In the light of inefficiencies of the current judicial system, examine the need for putting in place an All India Judicial Service.
The judicial system of India has many systematic inefficiencies which hamper the delivery of justice.
- High pendency of cases (2.3 million cases).
- Low judge-Population ratio: 19.6 judges per 1 million citizens – Law commission. Ideally should be 40 to 50 per million.
- Outdated civil and criminal procedure, leads to loopholes, delay in justice.
- Low penetration of technology: reluctance to use IT in the lower judiciary.
- Specialized cases: lack of expertise (IP laws, Taxation).
Key reforms needed:
- Reduce pendency: adopt time bound justice delivery, prevent undue adjournment and postponement of hearings.
- Reduce government litigations.
- Alternate dispute resolution.
- Adoption of Technology (e-Courts, National Judicial Data Grid), allow appearance through video conference.
- Specialized course for niche subjects like intellectual property law, taxation, etc.
- Filling of vacancies in lower judiciary.

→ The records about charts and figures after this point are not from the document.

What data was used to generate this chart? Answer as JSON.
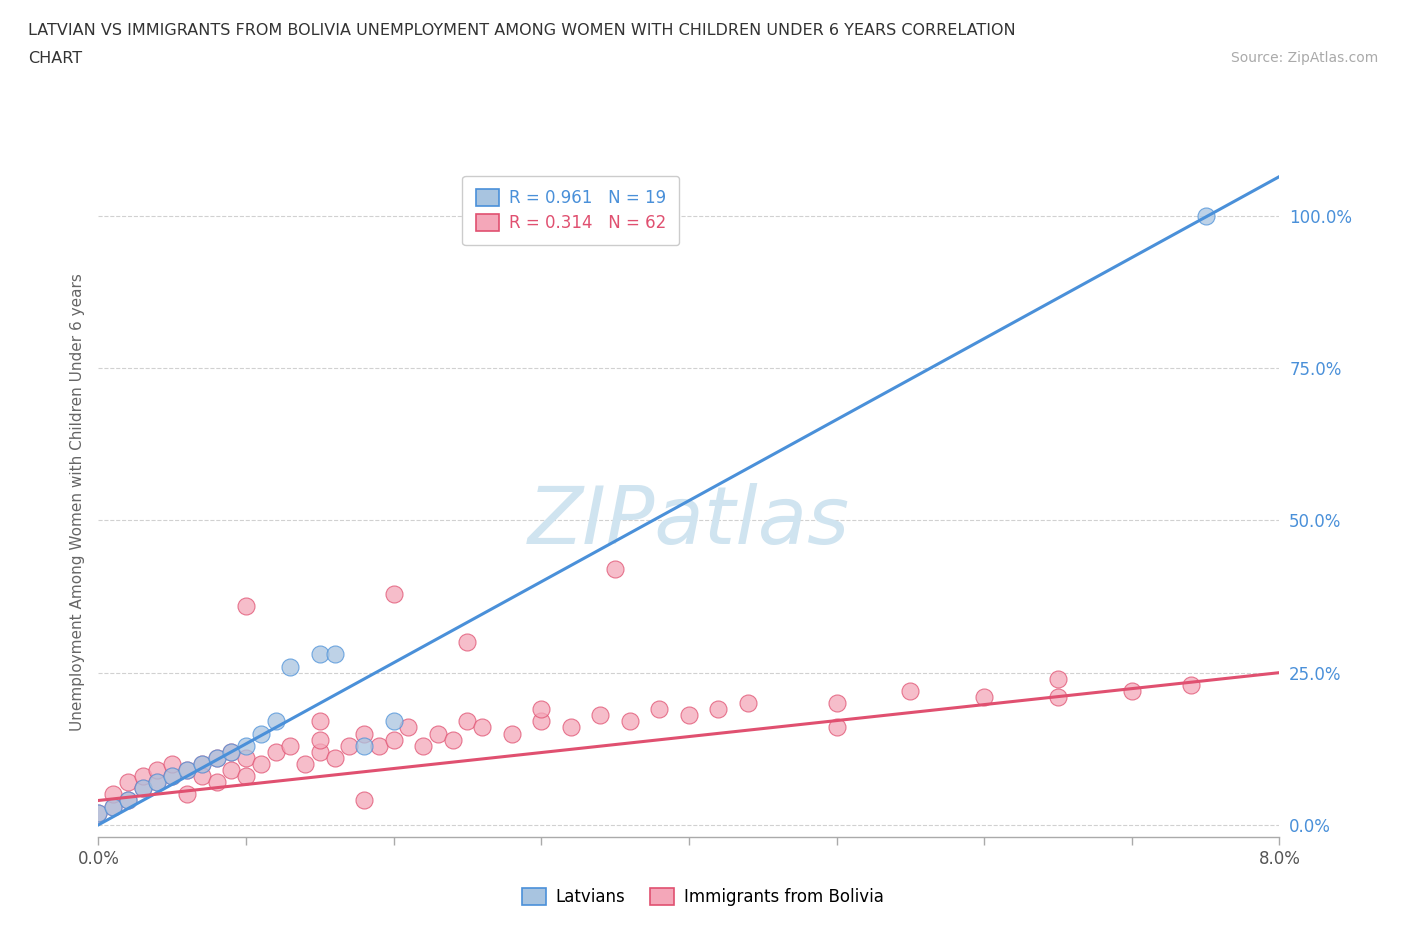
{
  "title_line1": "LATVIAN VS IMMIGRANTS FROM BOLIVIA UNEMPLOYMENT AMONG WOMEN WITH CHILDREN UNDER 6 YEARS CORRELATION",
  "title_line2": "CHART",
  "source_text": "Source: ZipAtlas.com",
  "ylabel": "Unemployment Among Women with Children Under 6 years",
  "xlim": [
    0.0,
    0.08
  ],
  "ylim": [
    -0.02,
    1.08
  ],
  "yticks": [
    0.0,
    0.25,
    0.5,
    0.75,
    1.0
  ],
  "ytick_labels": [
    "0.0%",
    "25.0%",
    "50.0%",
    "75.0%",
    "100.0%"
  ],
  "xticks": [
    0.0,
    0.01,
    0.02,
    0.03,
    0.04,
    0.05,
    0.06,
    0.07,
    0.08
  ],
  "xtick_labels": [
    "0.0%",
    "",
    "",
    "",
    "",
    "",
    "",
    "",
    "8.0%"
  ],
  "latvian_R": 0.961,
  "latvian_N": 19,
  "bolivia_R": 0.314,
  "bolivia_N": 62,
  "latvian_color": "#a8c4e0",
  "latvian_line_color": "#4a90d9",
  "bolivia_color": "#f4a7b9",
  "bolivia_line_color": "#e05070",
  "watermark_color": "#d0e4f0",
  "background_color": "#ffffff",
  "latvian_scatter_x": [
    0.0,
    0.001,
    0.002,
    0.003,
    0.004,
    0.005,
    0.006,
    0.007,
    0.008,
    0.009,
    0.01,
    0.011,
    0.012,
    0.013,
    0.015,
    0.016,
    0.018,
    0.02,
    0.075
  ],
  "latvian_scatter_y": [
    0.02,
    0.03,
    0.04,
    0.06,
    0.07,
    0.08,
    0.09,
    0.1,
    0.11,
    0.12,
    0.13,
    0.15,
    0.17,
    0.26,
    0.28,
    0.28,
    0.13,
    0.17,
    1.0
  ],
  "bolivia_scatter_x": [
    0.0,
    0.001,
    0.001,
    0.002,
    0.002,
    0.003,
    0.003,
    0.004,
    0.004,
    0.005,
    0.005,
    0.006,
    0.006,
    0.007,
    0.007,
    0.008,
    0.008,
    0.009,
    0.009,
    0.01,
    0.01,
    0.011,
    0.012,
    0.013,
    0.014,
    0.015,
    0.015,
    0.016,
    0.017,
    0.018,
    0.018,
    0.019,
    0.02,
    0.021,
    0.022,
    0.023,
    0.024,
    0.025,
    0.026,
    0.028,
    0.03,
    0.032,
    0.034,
    0.036,
    0.038,
    0.04,
    0.042,
    0.044,
    0.05,
    0.055,
    0.06,
    0.065,
    0.07,
    0.074,
    0.01,
    0.015,
    0.02,
    0.025,
    0.03,
    0.035,
    0.05,
    0.065
  ],
  "bolivia_scatter_y": [
    0.02,
    0.03,
    0.05,
    0.04,
    0.07,
    0.06,
    0.08,
    0.07,
    0.09,
    0.08,
    0.1,
    0.05,
    0.09,
    0.1,
    0.08,
    0.07,
    0.11,
    0.09,
    0.12,
    0.08,
    0.11,
    0.1,
    0.12,
    0.13,
    0.1,
    0.12,
    0.14,
    0.11,
    0.13,
    0.04,
    0.15,
    0.13,
    0.14,
    0.16,
    0.13,
    0.15,
    0.14,
    0.17,
    0.16,
    0.15,
    0.17,
    0.16,
    0.18,
    0.17,
    0.19,
    0.18,
    0.19,
    0.2,
    0.2,
    0.22,
    0.21,
    0.24,
    0.22,
    0.23,
    0.36,
    0.17,
    0.38,
    0.3,
    0.19,
    0.42,
    0.16,
    0.21
  ],
  "lv_line_x0": 0.0,
  "lv_line_y0": 0.0,
  "lv_line_x1": 0.08,
  "lv_line_y1": 1.065,
  "bo_line_x0": 0.0,
  "bo_line_y0": 0.04,
  "bo_line_x1": 0.08,
  "bo_line_y1": 0.25
}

- Establishing All India Judicial Service.
All India Judicial Service (AIJS):
- Provided in article 126 of Constitution.
- Will help in forming standardized recruitment of judicial officers.

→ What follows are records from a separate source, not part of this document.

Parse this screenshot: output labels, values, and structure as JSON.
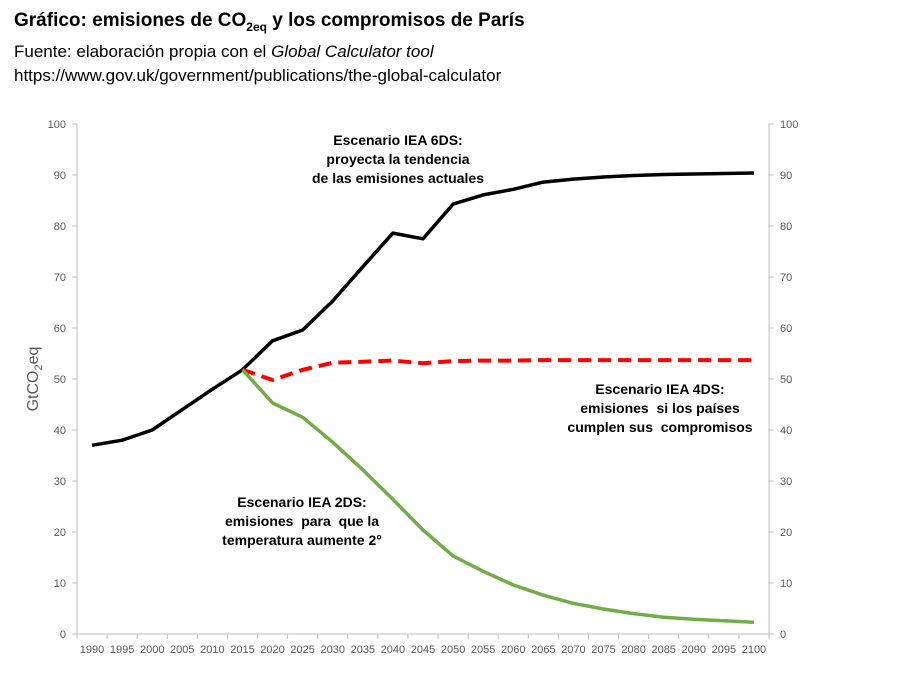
{
  "header": {
    "title_prefix": "Gráfico: emisiones de CO",
    "title_sub": "2eq",
    "title_suffix": " y los compromisos de París",
    "source_prefix": "Fuente: elaboración propia con el ",
    "source_tool": "Global Calculator tool",
    "url": "https://www.gov.uk/government/publications/the-global-calculator"
  },
  "chart_data": {
    "type": "line",
    "ylabel": "GtCO2eq",
    "ylabel_base": "GtCO",
    "ylabel_sub": "2",
    "ylabel_tail": "eq",
    "ylim": [
      0,
      100
    ],
    "y_ticks": [
      0,
      10,
      20,
      30,
      40,
      50,
      60,
      70,
      80,
      90,
      100
    ],
    "x": [
      1990,
      1995,
      2000,
      2005,
      2010,
      2015,
      2020,
      2025,
      2030,
      2035,
      2040,
      2045,
      2050,
      2055,
      2060,
      2065,
      2070,
      2075,
      2080,
      2085,
      2090,
      2095,
      2100
    ],
    "grid": false,
    "series": [
      {
        "color": "#000000",
        "style": "solid",
        "x": [
          1990,
          1995,
          2000,
          2005,
          2010,
          2015,
          2020,
          2025,
          2030,
          2035,
          2040,
          2045,
          2050,
          2055,
          2060,
          2065,
          2070,
          2075,
          2080,
          2085,
          2090,
          2095,
          2100
        ],
        "values": [
          37.0,
          38.0,
          40.0,
          44.0,
          48.0,
          51.8,
          57.5,
          59.6,
          65.3,
          72.0,
          78.6,
          77.5,
          84.3,
          86.1,
          87.2,
          88.6,
          89.2,
          89.6,
          89.9,
          90.1,
          90.2,
          90.3,
          90.4
        ]
      },
      {
        "color": "#ff0000",
        "style": "dashed",
        "x": [
          2015,
          2020,
          2025,
          2030,
          2035,
          2040,
          2045,
          2050,
          2055,
          2060,
          2065,
          2070,
          2075,
          2080,
          2085,
          2090,
          2095,
          2100
        ],
        "values": [
          51.8,
          49.8,
          51.8,
          53.2,
          53.4,
          53.6,
          53.1,
          53.5,
          53.6,
          53.6,
          53.7,
          53.7,
          53.7,
          53.7,
          53.7,
          53.7,
          53.7,
          53.7
        ]
      },
      {
        "color": "#70ad47",
        "style": "solid",
        "x": [
          2015,
          2020,
          2025,
          2030,
          2035,
          2040,
          2045,
          2050,
          2055,
          2060,
          2065,
          2070,
          2075,
          2080,
          2085,
          2090,
          2095,
          2100
        ],
        "values": [
          51.8,
          45.3,
          42.5,
          37.6,
          32.2,
          26.4,
          20.4,
          15.3,
          12.3,
          9.6,
          7.6,
          6.0,
          4.9,
          4.0,
          3.3,
          2.9,
          2.6,
          2.3
        ]
      }
    ],
    "annotations": [
      {
        "lines": [
          "Escenario IEA 6DS:",
          "proyecta la tendencia",
          "de las emisiones actuales"
        ]
      },
      {
        "lines": [
          "Escenario IEA 4DS:",
          "emisiones  si los países",
          "cumplen sus  compromisos"
        ]
      },
      {
        "lines": [
          "Escenario IEA 2DS:",
          "emisiones  para  que la",
          "temperatura aumente 2°"
        ]
      }
    ]
  }
}
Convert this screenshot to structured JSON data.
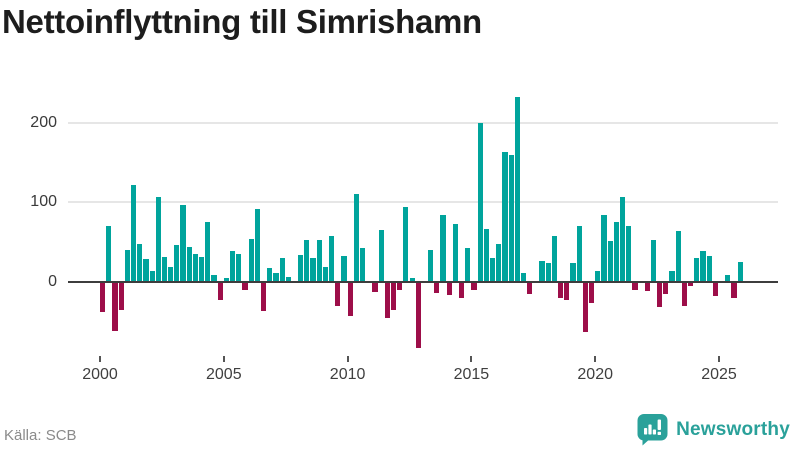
{
  "title": "Nettoinflyttning till Simrishamn",
  "source": "Källa: SCB",
  "brand": {
    "name": "Newsworthy",
    "icon": "bar-chart-speech-bubble-icon",
    "color": "#2aa19a"
  },
  "colors": {
    "positive_bar": "#00a49c",
    "negative_bar": "#9d0e49",
    "axis_line": "#3d3d3d",
    "gridline": "#e6e6e6",
    "title_text": "#1d1d1d",
    "tick_text": "#3f3f3f",
    "source_text": "#8a8a8a"
  },
  "chart_data": {
    "type": "bar",
    "title": "Nettoinflyttning till Simrishamn",
    "frequency": "quarterly",
    "start_period": "2000 Q1",
    "end_period": "2025 Q4",
    "x_tick_labels": [
      "2000",
      "2005",
      "2010",
      "2015",
      "2020",
      "2025"
    ],
    "y_tick_labels": [
      "0",
      "100",
      "200"
    ],
    "y_ticks": [
      0,
      100,
      200
    ],
    "ylim": [
      -95,
      245
    ],
    "grid": "horizontal-only",
    "legend": "none",
    "series": [
      {
        "name": "Nettoinflyttning",
        "values": [
          -38,
          70,
          -62,
          -36,
          40,
          122,
          48,
          28,
          14,
          106,
          31,
          19,
          46,
          97,
          44,
          35,
          31,
          75,
          8,
          -23,
          5,
          38,
          35,
          -10,
          54,
          92,
          -37,
          17,
          11,
          30,
          6,
          0,
          34,
          53,
          30,
          53,
          19,
          58,
          -30,
          32,
          -43,
          110,
          43,
          0,
          -13,
          65,
          -46,
          -36,
          -10,
          94,
          5,
          -84,
          0,
          40,
          -14,
          84,
          -17,
          72,
          -20,
          42,
          -11,
          200,
          66,
          30,
          47,
          163,
          160,
          232,
          11,
          -15,
          0,
          26,
          23,
          57,
          -20,
          -23,
          23,
          70,
          -63,
          -27,
          14,
          84,
          51,
          75,
          106,
          70,
          -10,
          0,
          -12,
          52,
          -32,
          -16,
          14,
          64,
          -30,
          -6,
          30,
          39,
          32,
          -18,
          0,
          8,
          -20,
          25
        ]
      }
    ]
  }
}
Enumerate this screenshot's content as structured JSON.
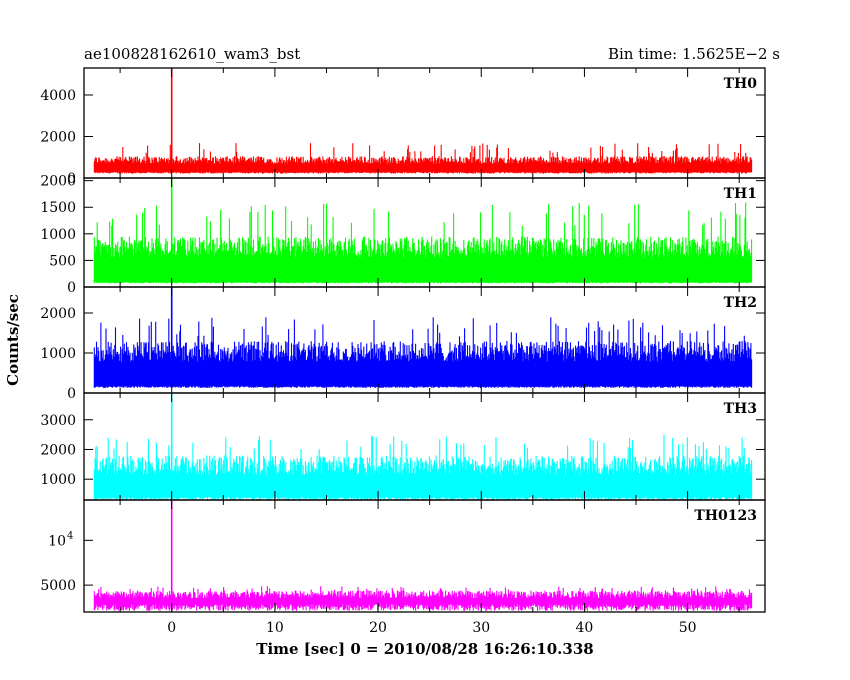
{
  "header": {
    "left_title": "ae100828162610_wam3_bst",
    "right_title": "Bin time: 1.5625E−2 s"
  },
  "chart_data": {
    "type": "line",
    "xlabel": "Time [sec] 0 = 2010/08/28 16:26:10.338",
    "ylabel": "Counts/sec",
    "xlim": [
      -8.5,
      57.5
    ],
    "data_range": [
      -7.5,
      56.2
    ],
    "x_ticks": [
      0,
      10,
      20,
      30,
      40,
      50
    ],
    "burst_time": 0.0,
    "panels": [
      {
        "name": "TH0",
        "color": "#ff0000",
        "ylim": [
          0,
          5300
        ],
        "ticks": [
          {
            "v": 0,
            "label": "0"
          },
          {
            "v": 2000,
            "label": "2000"
          },
          {
            "v": 4000,
            "label": "4000"
          }
        ],
        "level": [
          250,
          1050
        ],
        "spikes": [
          1200,
          1700
        ],
        "burst_peak": 5300
      },
      {
        "name": "TH1",
        "color": "#00ff00",
        "ylim": [
          0,
          2050
        ],
        "ticks": [
          {
            "v": 0,
            "label": "0"
          },
          {
            "v": 500,
            "label": "500"
          },
          {
            "v": 1000,
            "label": "1000"
          },
          {
            "v": 1500,
            "label": "1500"
          },
          {
            "v": 2000,
            "label": "2000"
          }
        ],
        "level": [
          80,
          950
        ],
        "spikes": [
          1150,
          1600
        ],
        "burst_peak": 2050
      },
      {
        "name": "TH2",
        "color": "#0000ff",
        "ylim": [
          0,
          2650
        ],
        "ticks": [
          {
            "v": 0,
            "label": "0"
          },
          {
            "v": 1000,
            "label": "1000"
          },
          {
            "v": 2000,
            "label": "2000"
          }
        ],
        "level": [
          150,
          1300
        ],
        "spikes": [
          1400,
          1900
        ],
        "burst_peak": 2650
      },
      {
        "name": "TH3",
        "color": "#00ffff",
        "ylim": [
          300,
          3900
        ],
        "ticks": [
          {
            "v": 1000,
            "label": "1000"
          },
          {
            "v": 2000,
            "label": "2000"
          },
          {
            "v": 3000,
            "label": "3000"
          }
        ],
        "level": [
          350,
          1800
        ],
        "spikes": [
          2000,
          2500
        ],
        "burst_peak": 3900
      },
      {
        "name": "TH0123",
        "color": "#ff00ff",
        "ylim": [
          2000,
          14500
        ],
        "ticks": [
          {
            "v": 5000,
            "label": "5000"
          },
          {
            "v": 10000,
            "label": "10",
            "sup": "4"
          }
        ],
        "level": [
          2500,
          4400
        ],
        "spikes": [
          4500,
          4900
        ],
        "burst_peak": 14500
      }
    ]
  }
}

- Ensure uniform quality of officers.
- Prevent delays and allegations of corruption in current pattern.
- Hampers federal structure.
- Lack of knowledge of local customs, language.
- Commercialization of recruitment, difficult for rural/poor candidates to prepare.
While the idea of AIJS is promising in the realm of judicial reforms, it has to be implemented with proper safeguards and in tandem with other equally important measures.